The astounding funky jubilee of Turkuaz followed, and was considered by many to be the highlight of the entire weekend. Their powerfully energetic nine-piece sound was like a cannon firing bliss over the festival, as was evident by the throngs of people who simply couldn't stop dancing. The mighty "reggae funk dance experience" of Spiritual Rez was up next, followed by Empire Strikes Brass leading a literal parade of singing, dancing devotees to the late night tent for a mystery BIG Something show unlabeled on the program. Late into the evening the glittering guitars and soaring saxophones kept the fans frolicking.

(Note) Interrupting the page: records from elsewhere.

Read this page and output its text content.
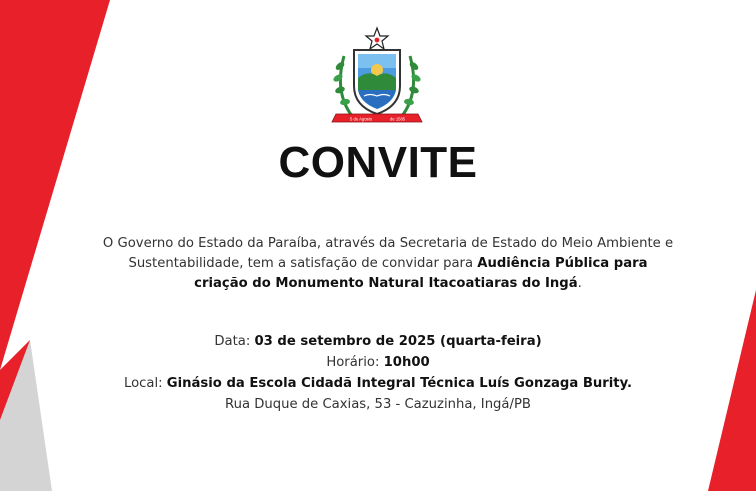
5 de Agosto	de 1585
CONVITE
O Governo do Estado da Paraíba, através da Secretaria de Estado do Meio Ambiente e Sustentabilidade, tem a satisfação de convidar para Audiência Pública para criação do Monumento Natural Itacoatiaras do Ingá.
Data: 03 de setembro de 2025 (quarta-feira)
Horário: 10h00
Local: Ginásio da Escola Cidadã Integral Técnica Luís Gonzaga Burity.
Rua Duque de Caxias, 53 - Cazuzinha, Ingá/PB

Special kudos to the sensational lights and "live video art" provided by Life is Art Studios, which genuinely raised the festival to another level. Each band had its energy amplified and multiplied through the imaginative and powerful multimedia extravaganza happening behind, above and all around them. Rarely has the video component of a concert added so much to the overall experience. The scene was further set with a giant box on each side of the stage which elevated hula hoopers into performance positions far above the crowd. Fire spinners and a water balloon battle further kept the merry mood dialed in for the weekend.
Saturday opened with the genre-busting Of Tomorrow, the "southern Gypsy funk" of Come Back Alice, the bluesy power trio The Wright Ave, and the rocking soul of Rebekah Todd & the Odyssey. A special set by Matt Butler's collective Everyone Orchestra followed, with a roster consisting of Big What musicians from a variety of different bands exploring an improvised and wildly inventive set of rock, funk and all the tasty spaces in between.
The breathtaking "sci-fi Middle Eastern fusion" sound of Consider the Source vaulted us into Saturday night, followed by the delicious nine-piece funky dance party known as Big Mean Sound Machine. The luscious improvisational groove rock of Aqueous came next, followed by a very special BIG Something improv set led by Everyone Orchestra's Matt Butler. Taking their cues from the new conductor, the band ebbed and flowed, rose and fell, was destroyed and re-born while the dazzled audience reveled in seeing their favorite band drawn laughing out of their comfort zone into a new state of in-the-moment creativity.
A regular full set of BIG Something followed to close out the main stage, and although the "island-infused drum n' bass gospel ninja soul" of late night chameleon Zach Deputy would keep the merrymakers out till sunrise, it was here in the climactic moments of BIG Something's set that the energy of the weekend found its zenith. This was truly a rare and special weekend of music and community. The kind of festival where people post afterwards "Thank you. I needed that more than you could imagine." The kind of festival which BIG Something captured perfectly in the refrain of their final encore: "Feel the love we are generating!"